Había una vez una señora que debía viajar en tren.
Cuando la señora llegó a la estación, le informaron de que su tren se retrasaría aproximadamente una hora.
Un poco fastidiada, se compró una revista, un paquete de galletas y una botella de agua. Buscó un banco en el andén central y se sentó, preparada para la espera.
Mientras ojeaba la revista, un joven se sentó a su lado y comenzó a leer un diario. De pronto, sin decir una sola palabra, estiró la mano, tomó el paquete de galletas, lo abrió y comenzó a comer.
La señora se molestó un poco; no quería ser grosera pero tampoco hacer de cuenta que nada había pasado. Así que, con un gesto exagerado, tomó el paquete, sacó una galleta y se la comió mirando fijamente al joven.
Como respuesta, el joven tomó otra galleta y, mirando a la señora a los ojos y sonriendo, se la llevó a la boca.

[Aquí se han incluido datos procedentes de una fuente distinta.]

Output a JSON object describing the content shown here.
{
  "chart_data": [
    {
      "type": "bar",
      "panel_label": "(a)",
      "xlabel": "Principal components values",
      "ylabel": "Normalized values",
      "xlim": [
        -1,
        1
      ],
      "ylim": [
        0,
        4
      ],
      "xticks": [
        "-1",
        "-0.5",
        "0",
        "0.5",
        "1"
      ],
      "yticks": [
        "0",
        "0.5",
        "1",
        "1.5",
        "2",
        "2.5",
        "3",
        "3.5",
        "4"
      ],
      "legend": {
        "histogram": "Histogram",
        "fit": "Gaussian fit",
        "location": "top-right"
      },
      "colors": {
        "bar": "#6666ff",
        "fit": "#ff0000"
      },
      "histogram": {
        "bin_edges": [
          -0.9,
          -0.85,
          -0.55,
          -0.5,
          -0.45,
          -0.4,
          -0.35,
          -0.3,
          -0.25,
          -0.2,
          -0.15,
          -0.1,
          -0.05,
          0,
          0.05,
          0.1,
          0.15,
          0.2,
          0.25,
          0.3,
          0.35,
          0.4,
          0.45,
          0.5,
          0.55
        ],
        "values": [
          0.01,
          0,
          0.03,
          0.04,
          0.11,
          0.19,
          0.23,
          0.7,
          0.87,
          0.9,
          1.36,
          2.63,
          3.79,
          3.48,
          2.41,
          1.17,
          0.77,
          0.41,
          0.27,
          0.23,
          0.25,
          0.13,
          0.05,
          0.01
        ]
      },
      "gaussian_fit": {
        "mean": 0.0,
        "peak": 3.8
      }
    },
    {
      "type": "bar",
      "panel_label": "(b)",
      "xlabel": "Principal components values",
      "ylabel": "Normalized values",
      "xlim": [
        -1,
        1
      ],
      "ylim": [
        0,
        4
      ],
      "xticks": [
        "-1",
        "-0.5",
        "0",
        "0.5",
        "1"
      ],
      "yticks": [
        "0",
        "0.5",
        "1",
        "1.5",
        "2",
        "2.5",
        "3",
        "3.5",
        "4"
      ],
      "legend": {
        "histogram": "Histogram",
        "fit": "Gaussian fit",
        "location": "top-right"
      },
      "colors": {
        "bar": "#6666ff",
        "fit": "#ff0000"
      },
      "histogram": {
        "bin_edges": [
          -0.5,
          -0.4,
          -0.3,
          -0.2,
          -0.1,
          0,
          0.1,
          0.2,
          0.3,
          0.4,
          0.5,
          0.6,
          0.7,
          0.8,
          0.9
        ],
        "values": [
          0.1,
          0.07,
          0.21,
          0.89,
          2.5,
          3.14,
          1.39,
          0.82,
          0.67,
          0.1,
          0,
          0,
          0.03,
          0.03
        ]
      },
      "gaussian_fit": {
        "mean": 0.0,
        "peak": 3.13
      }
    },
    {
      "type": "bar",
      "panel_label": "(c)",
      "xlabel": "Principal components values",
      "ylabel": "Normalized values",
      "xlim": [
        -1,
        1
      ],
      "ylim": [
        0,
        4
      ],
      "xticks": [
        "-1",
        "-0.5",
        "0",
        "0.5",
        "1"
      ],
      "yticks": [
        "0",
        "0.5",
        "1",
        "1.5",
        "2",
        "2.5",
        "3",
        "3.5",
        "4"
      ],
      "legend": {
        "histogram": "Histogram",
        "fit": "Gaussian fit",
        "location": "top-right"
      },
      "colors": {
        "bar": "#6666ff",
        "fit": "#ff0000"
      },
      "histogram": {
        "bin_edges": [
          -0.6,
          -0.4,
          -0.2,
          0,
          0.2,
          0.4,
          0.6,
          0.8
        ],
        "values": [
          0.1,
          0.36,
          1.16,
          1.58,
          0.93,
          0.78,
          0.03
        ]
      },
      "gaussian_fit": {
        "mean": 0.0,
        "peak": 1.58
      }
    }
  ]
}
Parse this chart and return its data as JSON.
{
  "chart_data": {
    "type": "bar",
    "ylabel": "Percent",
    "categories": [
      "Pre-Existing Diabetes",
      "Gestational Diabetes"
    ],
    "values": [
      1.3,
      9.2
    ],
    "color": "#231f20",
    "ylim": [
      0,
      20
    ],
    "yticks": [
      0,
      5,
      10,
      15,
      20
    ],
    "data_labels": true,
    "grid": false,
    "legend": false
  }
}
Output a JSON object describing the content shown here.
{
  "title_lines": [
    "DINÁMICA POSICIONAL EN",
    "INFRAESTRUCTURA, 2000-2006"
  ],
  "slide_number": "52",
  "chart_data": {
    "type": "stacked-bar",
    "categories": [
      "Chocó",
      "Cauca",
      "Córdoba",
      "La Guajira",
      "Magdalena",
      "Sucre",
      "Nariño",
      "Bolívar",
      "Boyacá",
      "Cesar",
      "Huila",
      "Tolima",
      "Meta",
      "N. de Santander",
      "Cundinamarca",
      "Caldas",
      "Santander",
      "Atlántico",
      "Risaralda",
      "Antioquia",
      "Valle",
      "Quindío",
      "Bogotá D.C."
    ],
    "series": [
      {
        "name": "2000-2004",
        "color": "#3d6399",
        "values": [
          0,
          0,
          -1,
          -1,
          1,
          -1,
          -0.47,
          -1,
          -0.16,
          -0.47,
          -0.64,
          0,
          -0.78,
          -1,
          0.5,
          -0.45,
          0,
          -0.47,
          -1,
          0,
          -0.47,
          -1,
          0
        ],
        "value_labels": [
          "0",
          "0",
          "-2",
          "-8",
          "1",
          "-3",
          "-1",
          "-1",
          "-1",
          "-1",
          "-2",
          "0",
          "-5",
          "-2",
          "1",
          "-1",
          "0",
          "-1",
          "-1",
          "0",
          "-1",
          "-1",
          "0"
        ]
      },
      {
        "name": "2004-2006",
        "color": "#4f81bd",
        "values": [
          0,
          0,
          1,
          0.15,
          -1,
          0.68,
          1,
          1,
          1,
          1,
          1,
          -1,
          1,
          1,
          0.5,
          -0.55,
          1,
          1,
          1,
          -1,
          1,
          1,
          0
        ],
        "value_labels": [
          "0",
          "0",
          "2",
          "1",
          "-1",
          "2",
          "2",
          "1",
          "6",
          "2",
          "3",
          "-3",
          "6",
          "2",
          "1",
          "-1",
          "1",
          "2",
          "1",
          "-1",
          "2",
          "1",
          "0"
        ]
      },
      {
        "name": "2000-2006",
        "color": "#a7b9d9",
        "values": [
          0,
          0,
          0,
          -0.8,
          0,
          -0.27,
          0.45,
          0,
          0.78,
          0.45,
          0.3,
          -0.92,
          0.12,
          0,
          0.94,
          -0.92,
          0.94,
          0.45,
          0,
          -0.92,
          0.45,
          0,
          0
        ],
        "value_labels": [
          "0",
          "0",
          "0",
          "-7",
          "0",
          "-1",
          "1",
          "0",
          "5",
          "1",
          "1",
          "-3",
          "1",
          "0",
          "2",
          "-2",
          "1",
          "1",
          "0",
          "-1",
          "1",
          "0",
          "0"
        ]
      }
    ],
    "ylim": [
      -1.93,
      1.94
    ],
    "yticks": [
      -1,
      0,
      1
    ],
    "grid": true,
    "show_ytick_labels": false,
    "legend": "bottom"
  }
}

Ya enojada, ella cogió otra galleta y, con ostensibles señales de fastidio, se la comió mirándolo fijamente.
El diálogo de miradas y sonrisas continuó entre galleta y galleta.
La señora estaba cada vez más irritada, y el muchacho cada vez más sonriente.
Finalmente, ella se dio cuenta de que sólo quedaba una galleta, y pensó:
«No podrá ser tan caradura»
mientras miraba alternativamente al joven y al paquete.
Con mucha calma el joven alargó la mano, tomó la galleta y la partió en dos. Con un gesto amable, le ofreció la mitad a su compañera de banco.
-¡Gracias! -dijo ella tomando con rudeza el trozo de galleta.
-De nada -contestó el joven sonriendo, mientras comía su mitad.
Entonces el tren anunció su partida.
La señora se levantó furiosa del banco y subió a su vagón.
Desde la ventanilla, vio al muchacho todavía sentado en el andén y pensó: «¡Qué insolente y mal educado! ¡Qué será de nuestro mundo!»
De pronto sintió la boca reseca por el disgusto.
Abrió su bolso para sacar la botella de agua y se quedó estupefacta cuando encontró allí su paquete de galletas intacto.
Cuantas veces nuestros prejuicios, nuestras decisiones apresuradas nos hacen valorar erróneamente a las personas y cometer las peores equivocaciones.
Cuántas veces la desconfianza, ya instalada en nosotros, hace que juzguemos, injustamente a personas y situaciones, y sin tener aun el por qué, las encasillamos en ideas preconcebidas, muchas veces tan alejadas de la realidad que se presenta.
Así, por no utilizar nuestra capacidad de autocrítica y de observación, perdemos la gracia natural de compartir y enfrentar situaciones, haciendo crecer en nosotros la desconfianza y la preocupación.
Nos inquietamos por acontecimientos que no son reales, que quizás nunca lleguemos a contemplar, y nos atormentamos con problemas que tal vez nunca ocurrirán.